In December of that year, everything changed when my parents bought me a puppy. The new dog incentivized me to become active, taking him for walks three times a day and playing in the snow. My sedentary, couch-potato days were gone and my weight reflected it. I craved sugar less because my dog filled the emotional void that sugar had been bandaging. I dropped to a size six and returned to a healthy BMI for my height.
Things turned south again in middle school. My father separated from my mother and moved to California, digging new emotional abscesses in my heart that my dog couldn’t fill. To make matters worse, my mom worked full time to support us and was hardly home. I was alone much of the time. I began spending a lot of my time playing RPGs online and eating chips and dip while watching afternoon TV. My grades began to suffer.
An angel of a teacher helped me to turn my grades around and stand on my own two feet again. My mom started working from home, which helped me to cope with my feelings of loneliness. But then illness knocked me down. I started gaining weight rapidly and inexplicably until I hit 210 pounds. I felt sick in school and started developing panic attacks. I felt completely out of control. Those two years are a black hole in my life that I barely remember.
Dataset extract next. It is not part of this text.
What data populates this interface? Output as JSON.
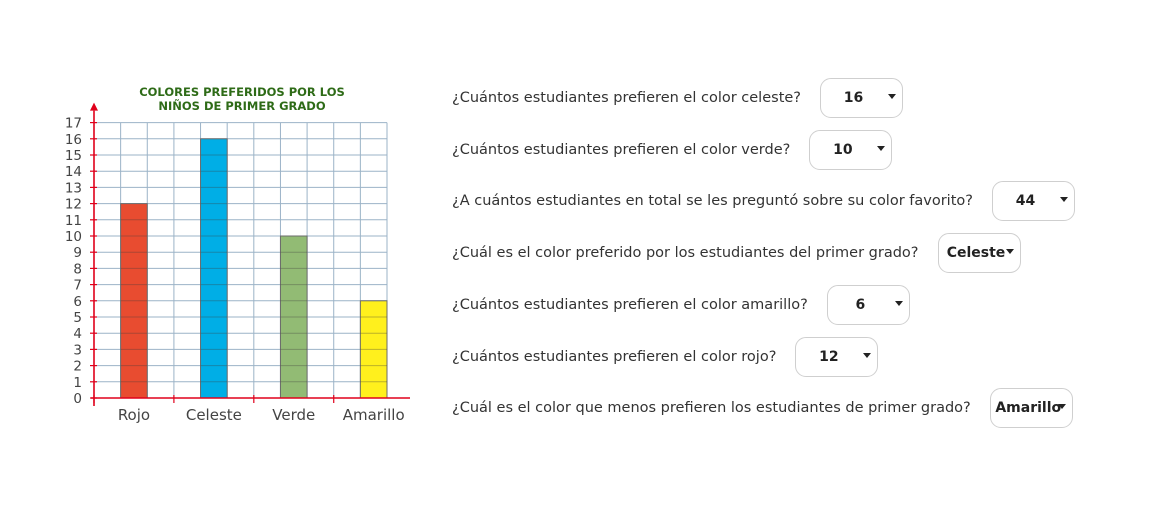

What I do remember was a terrible relationship with food during those two years. If I ate anything more than a few bites, my body would reject it and I would throw up — not purge. My underlying illness (see below) caused me to throw up. I was hospitalized after my blood pressure went up and the doctors found “ketosis” - another word for self-starvation. I had essentially limited my intake to a banana and oatmeal because I was so ill. I had never restricted or purged food intentionally, but I felt so sick that my body rejected food.
After two miserable years, the doctors discovered a cyst in my abdomen the size of a basketball. It was filled with water and was growing in size. When they removed it, my stomach changed from huge and distended (like a pregnant woman’s) to flat as a rail. I dropped 40 lbs overnight.
Needless to say, all of these experiences wreaked havoc on my self-image. I didn’t get used to my new body for a long time, and I got so much positive feedback on it that I began to think “if only I starve a little more, things will be better.” I also began exercising following the surgery, bumping up to cardio 3-4 times a week and yoga occasionally.
After three years in college, I’m pretty much in the same place. I go through periods of severe restriction and periods of mini-binges. I am neither anorexic nor bulimic by medical standards. However, I suspect that if I went to a doctor (which I haven’t due to my incredible fear and resentment of the medical establishment), I would be diagnosed ED-NOS. So that’s where I am now. If you have any questions, drop me an ask.
Why did I make this Tumblr?
To benefit from the incredible weight loss community here, to encourage myself to recover on my own, and to create an album of inspiring pictures of slender and healthy and beautiful women for my followers to enjoy.